By Ira Iosebashvili
A dire growth outlook has investors fleeing the South African rand a day ahead of a review from ratings firm Moody's Investors Service.
The rand is down around 3% in the past two days after the government slashed forecasts for growth and ramped up government debt projections.
The country is gearing up to spend an extra $4.63 billion by 2022 to save its troubled power utility, Eskom.
Moody's, the last of the credit-rating firms to maintain an investment-grade rating on the country's debt, is set to release a review of South Africa's credit rating Friday.
A downgrade to junk status -- or signs that the ratings firm is gearing up to do so in coming months -- could force some indexes and mutual funds to exclude the country's sovereign debt, pushing some investors to sell its bonds.
Some benchmarks, like the World Government Bond Index, don't hold bonds that are rated below investment grade.

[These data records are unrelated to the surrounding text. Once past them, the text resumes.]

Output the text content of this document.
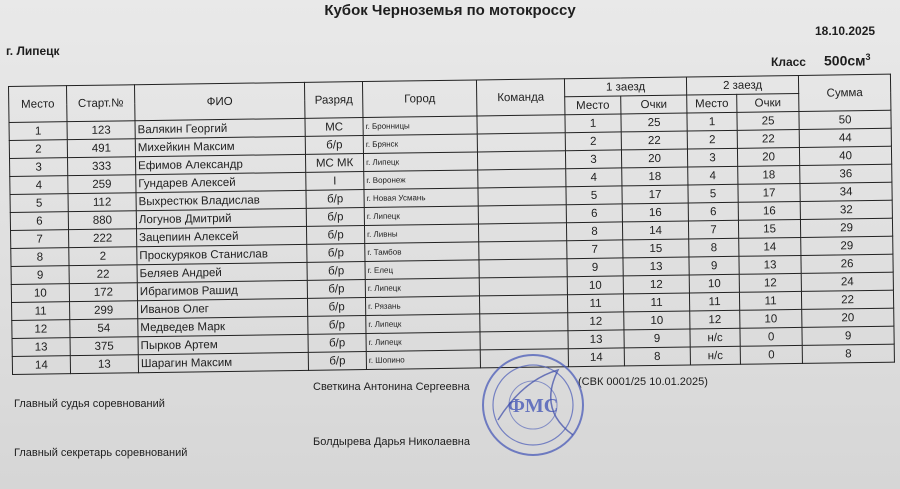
Кубок Черноземья по мотокроссу
18.10.2025
г. Липецк
Класс $500см^3$
Место	Старт.№	ФИО	Разряд	Город	Команда	1 заезд		2 заезд		Сумма
						Место	Очки	Место	Очки	
1	123	Валякин Георгий	МС	г. Бронницы		1	25	1	25	50
2	491	Михейкин Максим	б/р	г. Брянск		2	22	2	22	44
3	333	Ефимов Александр	МС МК	г. Липецк		3	20	3	20	40
4	259	Гундарев Алексей	I	г. Воронеж		4	18	4	18	36
5	112	Выхрестюк Владислав	б/р	г. Новая Усмань		5	17	5	17	34
6	880	Логунов Дмитрий	б/р	г. Липецк		6	16	6	16	32
7	222	Зацепиин Алексей	б/р	г. Ливны		8	14	7	15	29
8	2	Проскуряков Станислав	б/р	г. Тамбов		7	15	8	14	29
9	22	Беляев Андрей	б/р	г. Елец		9	13	9	13	26
10	172	Ибрагимов Рашид	б/р	г. Липецк		10	12	10	12	24
11	299	Иванов Олег	б/р	г. Рязань		11	11	11	11	22
12	54	Медведев Марк	б/р	г. Липецк		12	10	12	10	20
13	375	Пырков Артем	б/р	г. Липецк		13	9	н/с	0	9
14	13	Шарагин Максим	б/р	г. Шопино		14	8	н/с	0	8
Главный судья соревнований
Светкина Антонина Сергеевна	(СВК 0001/25 10.01.2025)
Главный секретарь соревнований
Болдырева Дарья Николаевна
ФМС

A downgrade may not come immediately. Some analysts expect Moody's to shift its outlook for the country's debt to "negative," a move that could set the stage for a downgrade next year.
"We think they will be eventually downgraded and it should come in fairly short order," said Jim Barrineau, co-head of emerging-market debt at Schroders.
Overall, worries over obstacles to a trade agreement between China and the U.S. weighed on the dollar and boosted haven currencies like the Japanese yen.
The WSJ Dollar Index, which measures the U.S. currency against a basket of 16 others, fell 0.2% to 90.39 late Thursday. The dollar was down 0.8% against the yen. The yield on the 10-year Treasury note, which falls as prices rise, fell to 1.694% from 1.801% Wednesday.